Trump’s Path to Rate Cuts Likely Requires a Full Fed Board Overhaul, Economists Say
Firing Powell May Not Deliver the Cuts Trump Wants
President Donald Trump’s repeated public jabs at Federal Reserve Chair Jerome Powell have reignited speculation that the White House may seek to oust the central bank chief. But according to a growing number of economists, even a successful attempt to remove Powell wouldn’t be sufficient to steer monetary policy in the president’s preferred direction—namely, toward lower interest rates.
Dual Role, Limited Leverage
Jerome Powell currently holds dual roles as Chair of both the Fed Board of Governors and the Federal Open Market Committee (FOMC), the body responsible for setting interest rates. But experts warn that simply replacing Powell may do little to reshape the direction of U.S. monetary policy unless the entire structure of Fed leadership is revamped.
Paul Ashworth, chief North America economist at Capital Economics, explained that while firing Powell might be politically symbolic, it wouldn’t necessarily translate into policy changes. “In all likelihood, however, firing Powell would just be the first step in dismantling the Fed’s independence,” Ashworth noted in a recent client briefing. He added that a full board shake-up would be required to effect meaningful change—an aggressive move that could rattle markets, pressure the dollar, and push long-term rates higher.
Power at the Fed Isn’t Dictated—It’s Shared
There’s also a procedural complexity. While the President appoints members of the Board of Governors, the FOMC is a collective decision-making body, and its chair is often selected by consensus rather than dictated by title alone. This means that even if Trump were to replace Powell, other committee members might resist aligning monetary policy with political preferences.
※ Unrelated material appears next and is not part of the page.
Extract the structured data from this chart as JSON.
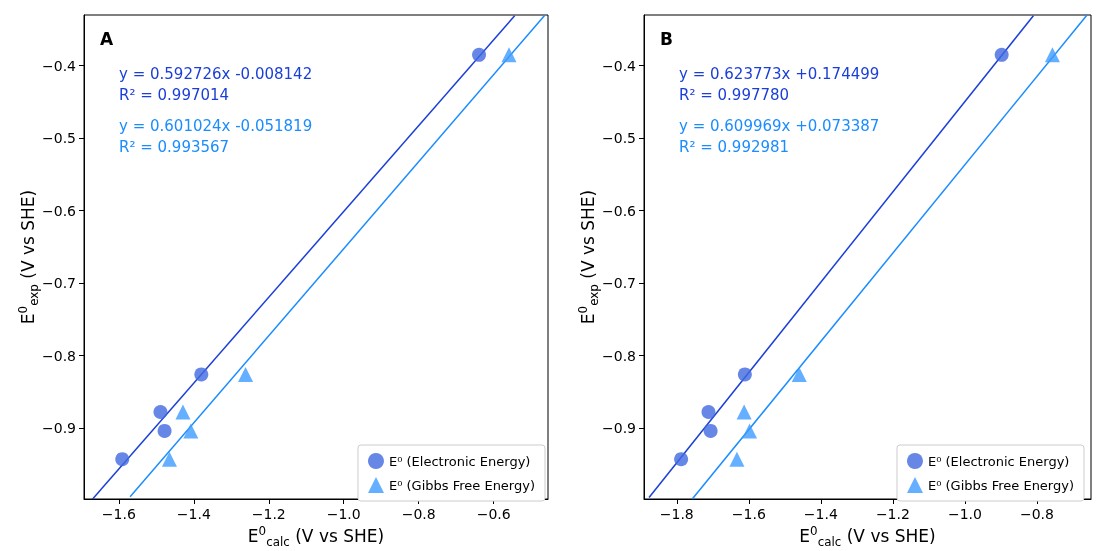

Michael Feroli, chief U.S. economist at JPMorgan, pointed out that much of the Fed Chair’s influence stems from institutional tradition rather than legal mechanics. “Most of the power of the leadership stems from the historical deference,” he wrote, highlighting how the Fed’s authority is based on precedent and credibility rather than rigid command.
Pushback Within the Fed Could Stall Any Shift
Peter Sidorov of Deutsche Bank emphasized that a unilateral move to install a more compliant leader could backfire. “Monetary policy actions are taken by majority vote,” Sidorov explained. “Removing Powell could lead to increased pushback from other members against pressure on the Fed to deliver easier policy.”
Trump’s criticisms have intensified in recent days, including a social media post labeling Powell “a major loser,” triggering market volatility. The White House’s economic advisor Kevin Hassett confirmed last week that options for removing the Fed chair were actively being discussed, though the legal standing remains murky.
Legal Barriers and a Watchful Supreme Court
Powell’s current term as Fed Chair ends next year, and he has previously stated his belief that a president cannot legally remove him mid-term. A pending Supreme Court case on presidential authority over federal board members may eventually clarify the legal boundaries.
Markets Are Already Feeling the Pressure
Meanwhile, markets are reacting with visible unease. U.S. equities, bonds, and the dollar have all shown signs of stress amid the uncertainty, with investors increasingly concerned about both policy direction and institutional stability.
Feroli warned that undermining the Fed’s autonomy could accelerate inflation risks, especially in a climate already pressured by tariffs and elevated expectations. “It has been hoped that these adverse consequences would dissuade the president from threatening Fed independence,” he said. “Though so far, the president has often followed through on his intentions.”